Prolife Victories

Loud but Legal in Oklahoma

THE ASSOCIATED PRESS, March 15 — A pro-life Tahlequah, Okla., man has won an injunction forbidding the city of Tulsa from enforcing a noise ordinance that would have silenced his pro-life speech.

U.S. District Judge James Payne said March 12 the disturbing the peace ordinance is “unconstitutionally vague,” the wire service reported.

Gary Bowman filed the suit in May 2002 after he claimed police had stopped him from expressing his opinions near the Reproductive Services of Tulsa.

“Most troubling is the possibility,” Payne wrote in his decision, “as is suggested in this case, that one [who] is offended or disagrees with the speech or ‘noise’ used by a speaker may chill that speech and the attendant viewpoint simply by anointing the conduct as ‘loud, disturbing or unnecessary.’”

Irish Seek to Shutter Clinic

IC NORTHERN IRELAND, March 15 — Pro-lifers in Londonderry, Northern Ireland, are seeking to shut down a local sexual health clinic.

The pro-life advocates have threatened to blockade the Nucleus Youth Center and have started a petition to close it down.

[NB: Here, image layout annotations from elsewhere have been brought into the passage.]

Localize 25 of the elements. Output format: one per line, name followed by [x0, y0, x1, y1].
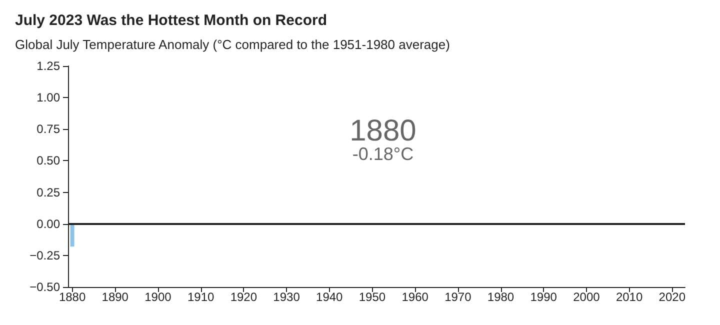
chart-title: July 2023 Was the Hottest Month on Record [15, 12, 327, 29]
x-tick-label: 1890 [102, 290, 129, 304]
x-tick-label: 1990 [530, 290, 558, 304]
x-tick-label: 1930 [273, 290, 300, 304]
x-tick-label: 2020 [658, 290, 686, 304]
x-tick-label: 1940 [316, 290, 344, 304]
y-tick-label: 1.25 [36, 59, 60, 73]
y-tick-label: 1.00 [36, 90, 60, 105]
x-tick-label: 1950 [358, 290, 386, 304]
y-tick-label: −0.25 [30, 248, 60, 262]
x-tick-label: 1960 [402, 290, 429, 304]
x-tick-label: 2000 [573, 290, 600, 304]
x-tick-label: 1910 [187, 290, 214, 304]
y-tick-label: 0.25 [36, 185, 60, 200]
y-tick-label: −0.50 [30, 280, 60, 294]
chart-subtitle: Global July Temperature Anomaly (°C compared to the 1951-1980 average) [15, 37, 450, 52]
x-tick-label: 1900 [144, 290, 172, 304]
x-tick-label: 1920 [230, 290, 258, 304]
y-tick-label: 0.00 [36, 216, 60, 231]
x-tick-label: 2010 [616, 290, 643, 304]
x-tick-label: 1970 [444, 290, 472, 304]
y-tick-label: 0.50 [36, 154, 60, 168]
x-tick-label: 1980 [487, 290, 514, 304]
y-tick-label: 0.75 [36, 122, 60, 136]
x-tick-label: 1880 [58, 290, 86, 304]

Their actions were sparked by news the center gave a surgically inserted contraception device to a 13-year-old girl, the news website reported.

“A school couldn't give a child an aspirin without first going through a mountain of red tape and bureaucracy, yet these health clinics can implant powerful hormones into children without either the knowledge or consent of parents,” said Bernie Smyth of Precious Life, a pro-life group. “This is the height of irresponsibility.”

Chinese Granted Asylum

THE ASSOCIATED PRESS, March 15 — A federal appeals court has ruled in favor of the husband of a Chinese woman forced to have an abortion, stating he cannot be denied asylum because China didn't recognize the couple's marriage.

Congress has decided to grant asylum to up to 1,000 Chinese fleeing their country's forced abortion and sterilization policy. The decision includes the spouses of women forced to undergo such procedures.

A three-judge panel of the 9th U.S. Circuit Court of Appeals said the Board of Immigration Appeals was wrong in denying asylum to Kui Rong Ma, who came to the United States in 1999 at his wife's urging after she was forced to have an abortion.

Impartiality in the Court?

THE LOS ANGELES TIMES, March 19 — Thirteen Republican Congress members have sent a letter to Supreme Court Justice Ruth Bader Ginsburg asking her to withdraw from future cases involving abortion because of her affiliation with the National Organization for Women's Legal Defense and Education Fund.

The House members said they were concerned about the judge's connection to the Justice Ruth Bader Ginsburg Distinguished Lecture Series, which is sponsored by the fund.